Correct it's not. But most of an iPod was hard drive. One can take iPod Classic now and replace the dead platter with flash. And that's almost the idea here, except Apple does it as a sentimental, special edition, offered as a brand new product.
And the pricing I offered built in ABUNDANT buffer for "the rest" beyond the drive. For example,
$499 suggested MSRP
-$200 full retail, quantity 1 price for 4TB
Leaves $299 for "the rest" plus margin.
What is Apple's general margin target these days? Towards 50%. Let's just go for it here. If they want
half of $500, or $250 to be profit on this device, that leaves $50 to cover "the rest" IF they opt to pay full retail for the storage. Of course they would not.
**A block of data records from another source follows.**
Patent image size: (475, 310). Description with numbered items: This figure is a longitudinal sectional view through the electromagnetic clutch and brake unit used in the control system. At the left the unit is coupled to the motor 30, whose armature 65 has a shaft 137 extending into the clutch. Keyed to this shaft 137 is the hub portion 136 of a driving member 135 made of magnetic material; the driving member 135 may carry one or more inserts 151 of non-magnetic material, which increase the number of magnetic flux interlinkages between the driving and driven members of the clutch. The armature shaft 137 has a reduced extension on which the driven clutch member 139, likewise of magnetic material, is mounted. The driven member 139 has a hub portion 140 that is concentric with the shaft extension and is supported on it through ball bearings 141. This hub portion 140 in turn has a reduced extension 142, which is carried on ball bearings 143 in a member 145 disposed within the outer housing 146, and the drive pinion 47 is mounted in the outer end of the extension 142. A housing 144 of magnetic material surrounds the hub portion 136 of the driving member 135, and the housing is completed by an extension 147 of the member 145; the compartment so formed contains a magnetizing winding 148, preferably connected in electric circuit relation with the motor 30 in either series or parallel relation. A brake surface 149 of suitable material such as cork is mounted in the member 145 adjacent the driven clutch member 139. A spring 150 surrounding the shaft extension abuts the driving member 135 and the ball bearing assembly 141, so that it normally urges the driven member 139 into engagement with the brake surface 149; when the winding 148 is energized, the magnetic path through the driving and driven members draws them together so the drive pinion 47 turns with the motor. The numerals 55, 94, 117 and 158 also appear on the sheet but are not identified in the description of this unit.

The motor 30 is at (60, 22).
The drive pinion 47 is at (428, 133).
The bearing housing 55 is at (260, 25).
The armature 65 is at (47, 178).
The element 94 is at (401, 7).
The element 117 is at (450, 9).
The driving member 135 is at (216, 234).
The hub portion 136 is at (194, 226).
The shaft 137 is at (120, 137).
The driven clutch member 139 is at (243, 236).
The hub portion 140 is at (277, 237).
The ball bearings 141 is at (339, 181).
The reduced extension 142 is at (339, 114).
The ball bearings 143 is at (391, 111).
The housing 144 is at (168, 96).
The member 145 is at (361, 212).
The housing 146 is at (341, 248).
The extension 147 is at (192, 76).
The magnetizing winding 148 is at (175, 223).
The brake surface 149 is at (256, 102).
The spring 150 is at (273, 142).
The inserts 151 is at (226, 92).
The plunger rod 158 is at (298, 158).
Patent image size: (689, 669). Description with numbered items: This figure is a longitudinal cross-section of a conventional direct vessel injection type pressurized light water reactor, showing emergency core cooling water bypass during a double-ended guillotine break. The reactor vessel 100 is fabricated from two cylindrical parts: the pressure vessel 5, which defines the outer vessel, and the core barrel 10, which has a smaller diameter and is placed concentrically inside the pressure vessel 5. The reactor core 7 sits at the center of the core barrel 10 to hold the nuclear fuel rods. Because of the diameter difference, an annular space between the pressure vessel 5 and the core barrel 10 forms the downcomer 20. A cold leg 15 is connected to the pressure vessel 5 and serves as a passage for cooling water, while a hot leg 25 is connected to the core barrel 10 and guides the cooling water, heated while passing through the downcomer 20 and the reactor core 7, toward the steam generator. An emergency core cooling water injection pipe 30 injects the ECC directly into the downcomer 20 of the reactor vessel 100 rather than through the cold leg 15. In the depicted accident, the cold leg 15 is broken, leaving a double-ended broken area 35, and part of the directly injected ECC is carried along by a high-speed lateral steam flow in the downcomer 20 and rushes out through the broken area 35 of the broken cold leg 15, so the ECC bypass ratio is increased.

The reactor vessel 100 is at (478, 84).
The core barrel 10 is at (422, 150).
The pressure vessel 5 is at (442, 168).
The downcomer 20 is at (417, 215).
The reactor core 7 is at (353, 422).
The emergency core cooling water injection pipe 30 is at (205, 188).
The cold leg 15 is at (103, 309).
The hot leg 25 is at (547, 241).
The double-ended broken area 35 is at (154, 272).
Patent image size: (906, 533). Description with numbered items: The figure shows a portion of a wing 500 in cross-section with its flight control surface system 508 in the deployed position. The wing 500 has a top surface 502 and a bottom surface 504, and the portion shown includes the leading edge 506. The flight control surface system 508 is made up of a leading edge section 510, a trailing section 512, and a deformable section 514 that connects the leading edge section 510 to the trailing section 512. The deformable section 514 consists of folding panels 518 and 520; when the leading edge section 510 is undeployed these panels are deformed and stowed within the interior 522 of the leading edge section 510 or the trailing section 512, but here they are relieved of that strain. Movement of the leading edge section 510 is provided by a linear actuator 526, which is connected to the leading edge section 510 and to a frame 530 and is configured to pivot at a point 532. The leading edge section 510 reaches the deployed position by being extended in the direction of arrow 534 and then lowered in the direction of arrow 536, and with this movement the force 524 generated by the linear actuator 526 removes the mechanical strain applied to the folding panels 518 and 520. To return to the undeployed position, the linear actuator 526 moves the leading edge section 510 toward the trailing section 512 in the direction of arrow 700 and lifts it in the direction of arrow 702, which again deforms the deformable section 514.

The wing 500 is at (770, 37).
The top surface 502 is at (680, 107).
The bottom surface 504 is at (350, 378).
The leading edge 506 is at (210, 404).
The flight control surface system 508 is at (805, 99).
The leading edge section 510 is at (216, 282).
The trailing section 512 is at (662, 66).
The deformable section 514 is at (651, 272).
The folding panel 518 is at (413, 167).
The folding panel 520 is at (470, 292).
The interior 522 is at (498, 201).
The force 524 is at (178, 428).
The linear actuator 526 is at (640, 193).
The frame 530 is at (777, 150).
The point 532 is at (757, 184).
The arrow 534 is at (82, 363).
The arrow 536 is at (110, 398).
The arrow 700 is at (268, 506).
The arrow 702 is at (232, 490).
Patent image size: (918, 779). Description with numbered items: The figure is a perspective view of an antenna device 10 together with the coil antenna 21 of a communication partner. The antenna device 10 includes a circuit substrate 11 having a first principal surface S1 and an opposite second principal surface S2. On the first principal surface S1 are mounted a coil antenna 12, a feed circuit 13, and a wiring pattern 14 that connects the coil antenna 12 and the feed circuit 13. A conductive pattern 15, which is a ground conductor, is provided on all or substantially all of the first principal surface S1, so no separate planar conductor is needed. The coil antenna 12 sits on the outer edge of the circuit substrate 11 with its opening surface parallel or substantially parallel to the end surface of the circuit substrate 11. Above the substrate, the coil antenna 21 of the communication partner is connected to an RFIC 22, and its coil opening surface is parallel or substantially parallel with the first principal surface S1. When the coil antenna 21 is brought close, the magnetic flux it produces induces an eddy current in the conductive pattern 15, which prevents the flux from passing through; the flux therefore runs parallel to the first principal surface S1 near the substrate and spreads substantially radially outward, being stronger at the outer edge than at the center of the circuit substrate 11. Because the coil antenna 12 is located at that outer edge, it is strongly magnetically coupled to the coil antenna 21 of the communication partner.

I won't bother to guess how much below $200 they could get off-the-shelf m.2 for in Apple volume, but the point is there is plenty of buffer in my guess at that price to get them a full 50% margin.
And it's the same with my guesses at Apple prices for a 1TB & 2TB variant.
For software, I proposed using the
same software- the last gen of original iPod software I'm still using right now. Since hackers show they can slug in Flash in place of Platter storage easily enough, that should be no heavy burden for Apple to do too.
Even outside of all of the extra hardware that’s not a hard drive or SSD, there’s software that has to be paid for as well.
As far as I can tell, there are no mainstream phones or tablets or media players that even come anywhere close to 4TB.
Even the MacBook Air Maxes out at two.
Just because such products don't exist doesn't mean they can't exist. My original iPod had only 5GB. At the time, I think someone made a similar product with 10GB. If I applied that kind of thinking, "no more than 10GB can be possible..." and yet soon there were iPods for sale breaking 100GB. "1000 songs in your pocket became 2000 songs, became 3000 songs, etc. I think the one I
still use has north of 5000 songs on it.
I can buy little m.2 cases barely bigger than the m.2 sticks and put 8TB sticks in them. Make such a case just a bit bigger than that to house the tech guts, battery and some kind of basic LCD screen for iPod OS and there's an 8TB iPod in our pockets if desired.
It's perfectly fine that you are not interested in such a product... but I would be. It's perfectly fine that you would rather anyone interested buy an
existing Apple product like an old phone... but I'm not interested in a phone. Should Apple build such a thing, nothing would be forced upon you. Others just might get something
they would want... and actually buy. I'd buy what I've described and Apple could take a full 50% profit on it. I have zero interest in buying a relatively tiny storage phone as substitute.